We developed a new scaffold for radionuclide-based imaging and therapy of clear cell renal cell carcinoma (ccRCC) targeting carbonic anhydrase IX (CAIX). Compound XYIMSR-01, a DOTA-conjugated, bivalent, low-molecular-weight ligand, has two moieties that target two separate sites on CAIX, imparting high affinity. We synthesized [111In]XYIMSR-01 in 73.8-75.8% (n = 3) yield with specific radioactivities ranging from 118 - 1,021 GBq/μmol (3,200-27,600 Ci/mmol). Single photon emission computed tomography of [111In]XYIMSR-01 in immunocompromised mice bearing CAIX-expressing SK-RC-52 tumors revealed radiotracer uptake in tumor as early as 1 h post-injection. Biodistribution studies demonstrated 26% injected dose per gram of radioactivity within tumor at 1 h. Tumor-to-blood, muscle and kidney ratios were 178.1 ± 145.4, 68.4 ± 29.0 and 1.7 ± 1.2, respectively, at 24 h post-injection. Retention of radioactivity was exclusively observed in tumors by 48 h, the latest time point evaluated. The dual targeting strategy to engage CAIX enabled specific detection of ccRCC in this xenograft model, with pharmacokinetics surpassing those of previously described radionuclide-based probes against CAIX.
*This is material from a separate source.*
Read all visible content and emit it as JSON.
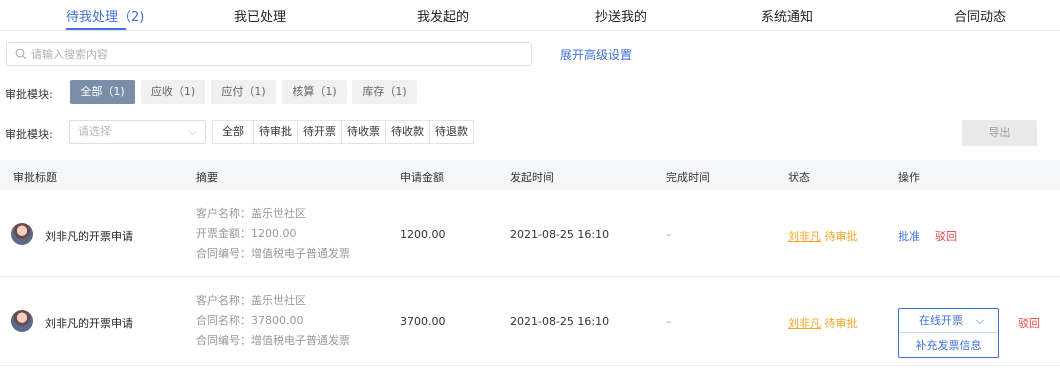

Keywords: CAIX; indium-111; molecular imaging; renal cell carcinoma; single photon emission computed tomography.

Figure 1. Dual-motif CAIX-targeting small molecule labeled with FITC 8 binds to CAIX-expressing SK-RC-52 cells

A. Structure of 8. B. FACS analysis of 8 for binding to CAIX-negative BxPC3 cells (left) and CAIX-expressing SK-RC-52 cells (right). Compound 8 showed significant binding to CAIX-expressing SK-RC-52 cells at concentrations as low as 10 nM.

Figure 2. FITC-labeled 8 binds to the surface of CAIX-expressing SK-RC-52 cells

Fluorescence microscopic analyses of BxPC3 A and B, and SK-RC-52 C and D. Cells are non-labeled (A and C) and labeled with 8 (B and D). Compound 8 bound to the cell surface of SK-RC-52. Scale bar = 50 μm.
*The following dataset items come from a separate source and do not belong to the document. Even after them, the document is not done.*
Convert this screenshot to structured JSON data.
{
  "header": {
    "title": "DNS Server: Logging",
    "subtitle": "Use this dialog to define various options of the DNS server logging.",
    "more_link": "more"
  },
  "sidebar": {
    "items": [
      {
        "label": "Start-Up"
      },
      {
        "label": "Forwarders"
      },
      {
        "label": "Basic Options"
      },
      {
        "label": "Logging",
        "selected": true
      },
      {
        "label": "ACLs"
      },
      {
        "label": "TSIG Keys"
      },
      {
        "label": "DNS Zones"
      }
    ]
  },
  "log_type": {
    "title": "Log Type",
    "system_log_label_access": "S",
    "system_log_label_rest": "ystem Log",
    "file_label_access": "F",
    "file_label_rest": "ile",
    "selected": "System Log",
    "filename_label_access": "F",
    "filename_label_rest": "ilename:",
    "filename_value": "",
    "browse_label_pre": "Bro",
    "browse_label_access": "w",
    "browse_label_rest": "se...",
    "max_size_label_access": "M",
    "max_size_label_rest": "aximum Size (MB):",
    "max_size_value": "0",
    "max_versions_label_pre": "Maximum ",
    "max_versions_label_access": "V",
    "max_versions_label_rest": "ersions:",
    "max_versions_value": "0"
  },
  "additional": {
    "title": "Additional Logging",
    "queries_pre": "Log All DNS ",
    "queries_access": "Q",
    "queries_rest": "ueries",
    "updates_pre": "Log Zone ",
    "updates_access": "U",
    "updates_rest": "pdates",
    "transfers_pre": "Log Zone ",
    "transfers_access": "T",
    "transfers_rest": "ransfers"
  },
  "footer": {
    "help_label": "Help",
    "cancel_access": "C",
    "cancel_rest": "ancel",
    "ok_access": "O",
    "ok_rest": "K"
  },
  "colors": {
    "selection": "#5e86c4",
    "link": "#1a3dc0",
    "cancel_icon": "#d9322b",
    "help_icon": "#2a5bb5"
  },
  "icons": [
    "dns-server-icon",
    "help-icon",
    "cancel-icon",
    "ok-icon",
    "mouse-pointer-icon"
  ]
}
Figure 3. Compounds 1, XYIMSR-01 and [^113/115In]XYIMSR-01 demonstrate high binding affinity to CAIX

IC₅₀ values of positive control CAIX targeting agent 1 A. XYIMSR-01 B. and [^113/115In]XYIMSR-01 C. were determined relative to the inhibition of fluorescence polarization of FITC labeled 8 with a known K_d of 0.2 nM for CAIX [27].

Figure 4. Compound 8 had higher binding affinity to CAIX compared to CAII and CAXII

Saturation binding curves for CAII, CAIX, and CAXII were generated. 5 nM of compound 8 was titrated by increasing concentrations of CAII, CAIX, and CAXII and the resultant fluorescence polarization (mP) was measured, with EC₅₀ values calculated.

Figure 5. [¹¹¹In]XYIMSR-01 enabled specific imaging of CAIX-expressing SK-RC-52 tumors

SPECT/CT imaging of two mice harboring CAIX-expressing SKRC-52 tumors within the lower left flank. Images were obtained at 1, 4, 8, 24 and 48 h after injection of 14.8 MBq (400 μCi) of [¹¹¹In]XYIMSR-01 via the tail vein. Arrows indicate tumors.